The moral case for access to abortion
The extreme public controversies around abortion in America create the impression that a schism exists between the pro-choice movement and communities of faith: one side is denounced as sinful, the other written off as fanatics. Those of us who count ourselves as both religious and pro-choice know this kind of oversimplification is dangerous, because it ignores the religious foundations for affirming abortion as a morally justifiable decision.
A majority of people of faith in America support the legal right to abortion. Millions of people ground their moral commitment to this right in their religious beliefs. According to a recent Pew Research poll, a majority of respondents from every religious affiliation but one – white evangelicals – said they believe abortion should be legal in all or most cases. That puts them in step with the American population as a whole, nearly 70 percent of which supports the legal right to access abortion. Surprisingly, almost one in three White evangelicals think abortion should be legal in all or most cases.
{mosads}Last month I joined more than 1,200 individual religious leaders and pastoral counselors in signing a friend of the court brief urging the U.S. Supreme Court to overturn a Texas state law designed to cut off women’s access to abortion by forcing clinics to close. I signed on as one of the leaders of that brief because I felt it was essential for the justices to hear from those of us in the faith community who steadfastly support that women must have access to safe and legal abortion services.
Religious support for abortion rights is not a recent development. Clergy were a driving force in the movement to legalize abortion in the 1960s, and even conservative denominations like the Southern Baptist Convention supported legislation allowing abortion under some circumstances in the years before Roe.

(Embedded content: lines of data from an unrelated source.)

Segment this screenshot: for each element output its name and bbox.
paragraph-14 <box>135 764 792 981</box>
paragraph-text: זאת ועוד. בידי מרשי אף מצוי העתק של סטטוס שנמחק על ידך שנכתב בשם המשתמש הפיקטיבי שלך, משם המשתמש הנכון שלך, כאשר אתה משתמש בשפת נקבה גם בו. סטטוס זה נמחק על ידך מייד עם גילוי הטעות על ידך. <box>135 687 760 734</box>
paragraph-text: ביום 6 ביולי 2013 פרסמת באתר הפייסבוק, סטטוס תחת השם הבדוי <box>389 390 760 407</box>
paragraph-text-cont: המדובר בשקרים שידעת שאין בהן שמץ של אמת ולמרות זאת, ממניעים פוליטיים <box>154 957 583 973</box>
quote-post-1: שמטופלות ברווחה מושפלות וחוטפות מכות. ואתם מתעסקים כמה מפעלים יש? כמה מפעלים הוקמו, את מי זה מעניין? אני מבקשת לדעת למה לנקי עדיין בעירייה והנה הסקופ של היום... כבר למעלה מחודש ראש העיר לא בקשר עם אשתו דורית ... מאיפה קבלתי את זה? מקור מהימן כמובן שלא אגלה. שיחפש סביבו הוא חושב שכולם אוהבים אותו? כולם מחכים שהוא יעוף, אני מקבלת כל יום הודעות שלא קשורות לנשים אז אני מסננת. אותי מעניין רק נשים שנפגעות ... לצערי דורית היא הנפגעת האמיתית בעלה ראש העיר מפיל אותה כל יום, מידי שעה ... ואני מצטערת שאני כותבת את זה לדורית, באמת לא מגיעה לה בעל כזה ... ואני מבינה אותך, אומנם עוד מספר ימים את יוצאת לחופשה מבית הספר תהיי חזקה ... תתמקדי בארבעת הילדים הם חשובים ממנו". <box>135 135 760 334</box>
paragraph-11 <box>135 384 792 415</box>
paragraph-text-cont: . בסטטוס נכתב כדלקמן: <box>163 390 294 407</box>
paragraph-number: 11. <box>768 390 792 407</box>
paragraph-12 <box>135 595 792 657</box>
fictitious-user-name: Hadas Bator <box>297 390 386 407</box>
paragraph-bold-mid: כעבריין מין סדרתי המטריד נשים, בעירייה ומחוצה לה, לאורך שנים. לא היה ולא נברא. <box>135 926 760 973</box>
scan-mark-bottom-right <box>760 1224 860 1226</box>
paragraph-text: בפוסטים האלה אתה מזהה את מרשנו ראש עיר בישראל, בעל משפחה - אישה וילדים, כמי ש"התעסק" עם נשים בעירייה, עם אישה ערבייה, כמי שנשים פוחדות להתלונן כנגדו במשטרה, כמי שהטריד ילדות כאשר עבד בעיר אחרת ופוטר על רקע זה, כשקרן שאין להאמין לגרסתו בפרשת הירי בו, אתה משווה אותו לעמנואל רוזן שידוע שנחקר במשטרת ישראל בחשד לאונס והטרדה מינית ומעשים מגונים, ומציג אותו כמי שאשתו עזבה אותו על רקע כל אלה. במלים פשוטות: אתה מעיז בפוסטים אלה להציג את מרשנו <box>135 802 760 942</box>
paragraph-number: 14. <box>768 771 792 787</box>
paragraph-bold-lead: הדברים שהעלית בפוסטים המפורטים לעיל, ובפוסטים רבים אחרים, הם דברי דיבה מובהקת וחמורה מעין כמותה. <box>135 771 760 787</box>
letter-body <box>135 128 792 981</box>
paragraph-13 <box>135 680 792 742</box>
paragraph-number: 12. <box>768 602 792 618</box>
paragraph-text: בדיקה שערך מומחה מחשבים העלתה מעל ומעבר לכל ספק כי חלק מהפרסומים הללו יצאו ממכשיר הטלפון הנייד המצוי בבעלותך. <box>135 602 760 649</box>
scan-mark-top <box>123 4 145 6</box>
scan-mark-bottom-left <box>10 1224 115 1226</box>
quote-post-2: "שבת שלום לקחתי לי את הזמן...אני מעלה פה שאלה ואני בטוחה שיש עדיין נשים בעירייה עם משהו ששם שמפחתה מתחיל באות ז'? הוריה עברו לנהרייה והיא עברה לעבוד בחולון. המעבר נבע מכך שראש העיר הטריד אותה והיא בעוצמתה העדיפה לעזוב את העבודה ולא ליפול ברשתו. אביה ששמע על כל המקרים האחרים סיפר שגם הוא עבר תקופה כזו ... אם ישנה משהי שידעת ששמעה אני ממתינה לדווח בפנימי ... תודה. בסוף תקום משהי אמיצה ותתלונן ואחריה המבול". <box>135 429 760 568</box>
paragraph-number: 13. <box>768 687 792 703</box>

However, for the past four decades in the years since Roe v. Wade, ending abortion rights has become a central cause for many politicians seeking evangelical voters. Religious voices on the right continue to disproportionately influence public policy about abortion and threaten to drown out those of us in the faith community who are deeply troubled by the recent tide of anti-choice legislation that has swept America.
States passed nearly 300 anti-abortion restrictions in the last five years, and the Texas law now before the Supreme Court is among the most extreme. So far the law has shut down more than half of the clinics previously operating in the state. If it is allowed to stand, no more than 10 providers will remain – some in very limited capacity – in a state with more than 5.4 million women of reproductive age. Recent research from the Texas Policy Evaluation Project has shown not only that this law has increased barriers to access, but that women who report facing such barriers are significantly more likely to attempt to end their pregnancy without medical assistance. We know now that at least 100,000 Texas women have at some point tried to take matters into their own hands and end their pregnancies without medical care, a life-threatening practice we had prayed had ended four decades ago.
The Texas measures that limit women’s access to abortion services will do nothing to promote moral decision-making, harm women and their families, and effectively result in coercive childbearing. People of faith affirm that all people should have the opportunity and the power to control their reproductive lives. If this law is allowed to go into full effect, restrictions on access to abortion could spread throughout the country. Low-income women and communities of color will be disproportionately affected. As a person of faith, I work to assure that all people will have the economic, social and political power to make healthy decisions for themselves and their families. For too many women, poverty, social inequities, lack of access to education, racism and sexism, have constrained their power to choose freely.
The weekend before the Supreme Court hears the most important abortion-related case in decades, congregations across the U.S. will join in a National Weekend of Prayer for Reproductive Justice. We will be praying for the justices of the Supreme Court to have the spirit of wisdom and understanding, that they may discern how to best support women’s moral agency. We will pray that the attorneys have skill in their arguments, that they may inspire justice. We will pray that the plaintiffs have courage, strength and perseverance. We will end our prayers with these words: “Bless us as we seek to create a more just world where all people have the right to make their own private reproductive decisions and obtain safe, legal, and accessible abortion services. Amen.”
Haffner is the president of the Religious Institute and an ordained Unitarian Universalist minister.